20 сентября 2014, Суббота, 07:47
Американский папа в брянской деревне
Одним летом мой папа приехал к нам в гости из Америки. На нем были одеты резиновые сапоги до колена, а в руке он держал чемодан, полный снастей для рыбной ловли и макарон быстрого приготовления. Он сразу же размотал свои снасти, натянул сапоги и отправился на реку. Он достал своих резиновых червей и нацепил их на леску своей шикарной удочки. Мы с Игорем смотрели, как он забросил. Пусто. Забросил. Пусто. Два мужика из соседней деревни рыбачили в нескольких метрах ниже по течению. Они таскали щуку за щукой.
− Лора, − сказал отец, − пойди спроси у них, на что они ловят.
Я отправилась к ним и сказала, что мой отец приехал их Америки и у него полный чемодан резиновых червей, но рыба не ловится.
Заинтересовавшись, мужики спросили разрешения посмотреть. Мы подошли, и папа показал свои снасти.
− Я думаю, вы никогда не видели столько разных мух, червей и крючков, − сказала я им.
− Ну да, и рыба тоже никогда не видела, − сказал один из них. – Поэтому и не ловится. Русская рыба любит хорошую простую русскую еду. Как русский мужик.
Мужик пошел к своему ведру и достал оттуда длинного, тощего грязного вьюна.
− Попробуй это, − сказал он, протягивая его отцу.
− Где вы их берете? – спросил отец.
Мужик рассмеялся.
− На дне моего колодца, − сказал он.
Отец взял тощую рыбу и попытался насадить ее крючок за спину.

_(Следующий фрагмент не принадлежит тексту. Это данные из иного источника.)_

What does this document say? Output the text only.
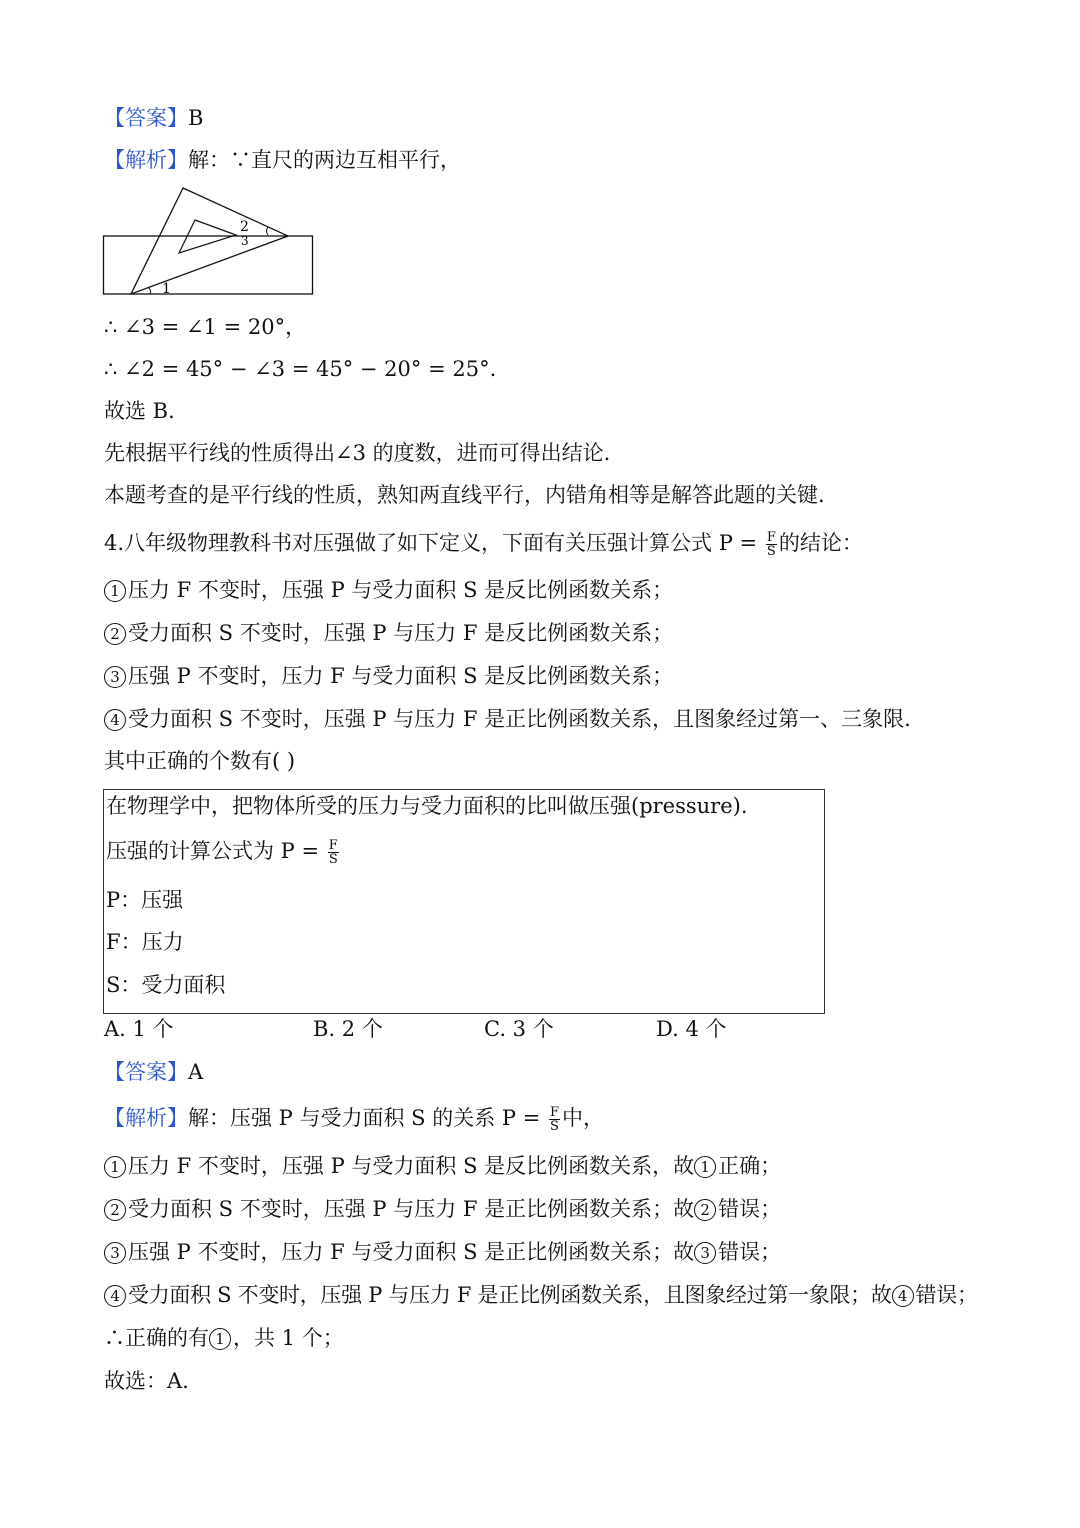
【答案】B
【解析】解：∵直尺的两边互相平行，
2
3
1
∴ ∠3 = ∠1 = 20°，
∴ ∠2 = 45° − ∠3 = 45° − 20° = 25°.
故选 B.
先根据平行线的性质得出∠3 的度数，进而可得出结论.
本题考查的是平行线的性质，熟知两直线平行，内错角相等是解答此题的关键.
4.八年级物理教科书对压强做了如下定义，下面有关压强计算公式 $P = \frac{F}{S}$ 的结论：
1 压力 F 不变时，压强 P 与受力面积 S 是反比例函数关系；
2 受力面积 S 不变时，压强 P 与压力 F 是反比例函数关系；
3 压强 P 不变时，压力 F 与受力面积 S 是反比例函数关系；
4 受力面积 S 不变时，压强 P 与压力 F 是正比例函数关系，且图象经过第一、三象限.
其中正确的个数有( )
在物理学中，把物体所受的压力与受力面积的比叫做压强(pressure).
压强的计算公式为 $P = \frac{F}{S}$
P：压强
F：压力
S：受力面积
A. 1 个	B. 2 个	C. 3 个	D. 4 个
【答案】A
【解析】解：压强 P 与受力面积 S 的关系 $P = \frac{F}{S}$ 中，
1 压力 F 不变时，压强 P 与受力面积 S 是反比例函数关系，故 1 正确；
2 受力面积 S 不变时，压强 P 与压力 F 是正比例函数关系；故 2 错误；
3 压强 P 不变时，压力 F 与受力面积 S 是正比例函数关系；故 3 错误；
4 受力面积 S 不变时，压强 P 与压力 F 是正比例函数关系，且图象经过第一象限；故 4 错误；
∴正确的有 1 ，共 1 个；
故选：A.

Она завопила так громко, что он подпрыгнул и уронил ее на землю. Я никогда не думала, что рыба может издавать такие пронзительные звуки. Я подняла рыбу, и мы попробовали еще раз. На этот раз отец ее нацепил. Он забросил ее в реку, но вода оставалась спокойной. Вьюн сорвался с лески. Мужики дали нам другого. Насадили, забросили, ждем. По-прежнему ничего. Мы прождали полчаса, потом нам это надоело. Мы отпустили вьюна на волю, хотя он вряд ли сможет жить с дыркой в спине.

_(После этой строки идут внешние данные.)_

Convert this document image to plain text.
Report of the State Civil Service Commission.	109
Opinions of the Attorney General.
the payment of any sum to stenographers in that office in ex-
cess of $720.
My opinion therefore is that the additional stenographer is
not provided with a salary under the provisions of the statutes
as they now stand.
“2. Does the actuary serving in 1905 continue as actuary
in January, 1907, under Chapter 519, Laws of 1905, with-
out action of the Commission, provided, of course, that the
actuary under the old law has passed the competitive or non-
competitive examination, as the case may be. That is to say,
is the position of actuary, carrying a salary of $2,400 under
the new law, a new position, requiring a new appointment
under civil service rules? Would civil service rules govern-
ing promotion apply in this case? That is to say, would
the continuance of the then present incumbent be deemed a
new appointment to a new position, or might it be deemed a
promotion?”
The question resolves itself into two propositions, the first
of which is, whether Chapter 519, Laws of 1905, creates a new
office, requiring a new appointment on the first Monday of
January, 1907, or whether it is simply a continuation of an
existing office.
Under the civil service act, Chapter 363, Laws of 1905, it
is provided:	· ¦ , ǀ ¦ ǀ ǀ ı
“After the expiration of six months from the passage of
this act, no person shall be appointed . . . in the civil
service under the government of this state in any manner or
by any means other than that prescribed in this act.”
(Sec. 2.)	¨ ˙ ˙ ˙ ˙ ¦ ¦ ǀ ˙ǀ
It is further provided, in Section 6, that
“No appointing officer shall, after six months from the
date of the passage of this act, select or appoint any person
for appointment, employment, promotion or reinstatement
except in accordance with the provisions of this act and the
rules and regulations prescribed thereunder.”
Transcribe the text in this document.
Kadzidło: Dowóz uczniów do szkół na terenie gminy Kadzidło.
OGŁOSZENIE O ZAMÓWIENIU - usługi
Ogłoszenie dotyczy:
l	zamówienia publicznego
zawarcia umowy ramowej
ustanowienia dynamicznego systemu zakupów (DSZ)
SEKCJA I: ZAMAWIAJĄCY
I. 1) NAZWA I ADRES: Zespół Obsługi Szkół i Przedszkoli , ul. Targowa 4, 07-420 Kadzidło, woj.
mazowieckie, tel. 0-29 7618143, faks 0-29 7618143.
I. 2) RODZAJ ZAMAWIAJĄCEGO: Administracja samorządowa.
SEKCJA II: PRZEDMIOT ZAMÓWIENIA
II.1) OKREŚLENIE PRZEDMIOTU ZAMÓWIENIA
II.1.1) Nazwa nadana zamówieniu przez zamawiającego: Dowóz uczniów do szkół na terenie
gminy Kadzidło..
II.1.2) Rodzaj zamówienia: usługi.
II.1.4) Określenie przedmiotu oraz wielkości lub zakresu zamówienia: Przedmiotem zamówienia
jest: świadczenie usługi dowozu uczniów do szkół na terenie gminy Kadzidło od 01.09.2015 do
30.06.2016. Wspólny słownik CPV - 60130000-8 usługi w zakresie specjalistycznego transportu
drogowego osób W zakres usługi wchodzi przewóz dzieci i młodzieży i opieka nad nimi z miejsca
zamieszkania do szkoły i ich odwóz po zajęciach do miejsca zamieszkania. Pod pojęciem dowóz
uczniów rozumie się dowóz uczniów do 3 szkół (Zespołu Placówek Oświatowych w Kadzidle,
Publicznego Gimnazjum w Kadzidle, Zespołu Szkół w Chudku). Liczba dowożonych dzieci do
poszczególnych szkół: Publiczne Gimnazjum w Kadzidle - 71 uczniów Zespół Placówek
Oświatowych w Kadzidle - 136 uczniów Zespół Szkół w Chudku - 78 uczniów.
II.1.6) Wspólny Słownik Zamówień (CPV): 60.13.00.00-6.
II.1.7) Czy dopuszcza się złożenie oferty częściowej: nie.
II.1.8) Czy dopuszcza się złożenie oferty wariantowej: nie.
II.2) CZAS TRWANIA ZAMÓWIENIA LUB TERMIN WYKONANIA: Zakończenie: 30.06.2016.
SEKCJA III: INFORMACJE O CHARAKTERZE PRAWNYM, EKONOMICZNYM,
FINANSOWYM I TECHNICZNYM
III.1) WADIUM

В тот вечер к нам пришла Антонина Ивановна − почтальонша. На голове у нее был намотан платок, закрывающий подбородок. Она плакала.
− Я слышала, что ты врач, да? – сказала она отцу.
Я перевела. Он кивнул.
− Мой зуб, − плакала она. – Это просто невыносимо. Сделай что-нибудь. Можешь его вырвать?

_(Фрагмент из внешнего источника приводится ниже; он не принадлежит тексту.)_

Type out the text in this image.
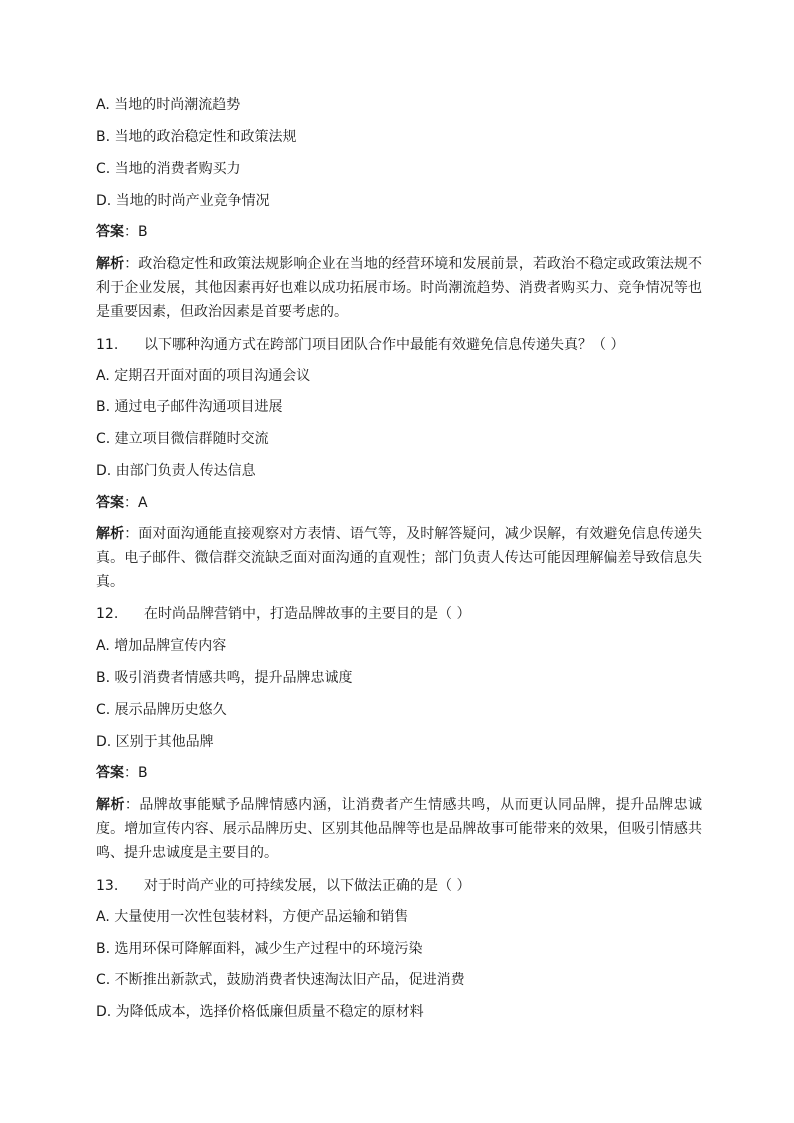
A. 当地的时尚潮流趋势
B. 当地的政治稳定性和政策法规
C. 当地的消费者购买力
D. 当地的时尚产业竞争情况
答案：B
解析：政治稳定性和政策法规影响企业在当地的经营环境和发展前景，若政治不稳定或政策法规不利于企业发展，其他因素再好也难以成功拓展市场。时尚潮流趋势、消费者购买力、竞争情况等也是重要因素，但政治因素是首要考虑的。
11. 以下哪种沟通方式在跨部门项目团队合作中最能有效避免信息传递失真？（ ）
A. 定期召开面对面的项目沟通会议
B. 通过电子邮件沟通项目进展
C. 建立项目微信群随时交流
D. 由部门负责人传达信息
答案：A
解析：面对面沟通能直接观察对方表情、语气等，及时解答疑问，减少误解，有效避免信息传递失真。电子邮件、微信群交流缺乏面对面沟通的直观性；部门负责人传达可能因理解偏差导致信息失真。
12. 在时尚品牌营销中，打造品牌故事的主要目的是（ ）
A. 增加品牌宣传内容
B. 吸引消费者情感共鸣，提升品牌忠诚度
C. 展示品牌历史悠久
D. 区别于其他品牌
答案：B
解析：品牌故事能赋予品牌情感内涵，让消费者产生情感共鸣，从而更认同品牌，提升品牌忠诚度。增加宣传内容、展示品牌历史、区别其他品牌等也是品牌故事可能带来的效果，但吸引情感共鸣、提升忠诚度是主要目的。
13. 对于时尚产业的可持续发展，以下做法正确的是（ ）
A. 大量使用一次性包装材料，方便产品运输和销售
B. 选用环保可降解面料，减少生产过程中的环境污染
C. 不断推出新款式，鼓励消费者快速淘汰旧产品，促进消费
D. 为降低成本，选择价格低廉但质量不稳定的原材料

− Стоп-стоп, − сказал мне папа. – Скажи ей, что я рентгенолог, а не зубной врач.
Я перевела.
− Да ладно, − настаивала она. – Ты просто его вырви.
Она открыла рот и показала больной зуб, который был единственным на верхней челюсти.
− Лора, дай мне фонарик.
Я принесла и он посветил ей в рот.
− Боже мой, − воскликнул отец.
Зуб совсем сгнил и качался, держась на маленьком кусочке. Десна опухла и вероятно была инфицирована.
− Вот что, − сказал он, − вот что я сделаю.
Он пошел в маленькую комнату, рядом с входом, где он спал, и вернулся с двумя флакончиками лекарства.
− Лора, я собирался дать эти таблетки тебе, − сказал он мне. – Это антибиотики общего назначения. Они дорогие — $90 за флакон. Но я получил их бесплатно, как образцы. Может, дать их ей?
− Да, конечно, − сказала я.
Он объяснил Антонине Ивановне, как принимать лекарство, а я переводила.
− Принимайте эти один раз в день в течение десяти дней вместе с едой, − сказал он, протягивая ей антибиотики.
− А эти маленькие оранжевые принимайте по две штуки через четыре – шесть часов, чтобы унять боль, − добавил он, насыпав ей целую горсть ибупрофена.
− Спасибо, спасибо большое, − сказала она. – Благослови тебя Бог.
− Я тебе заплачу. Я принесу тебе сала, когда буду резать свинью, − сказала она мне, − если Бог ей даст вырасти.
Она говорила на таком диалекте, что многое мне казалось смешным, но смысл я понимала.
− Нет, не надо, − сказала я, − все в порядке.
На следующее утро я попыталась посадить папу на лошадь. В конце концов, это именно он научил меня ездить верхом. Он отказался. Прошло много времени с тех, когда он ездил верхом, с тех пор, как у нас была соловая скаковая лошадка Бри.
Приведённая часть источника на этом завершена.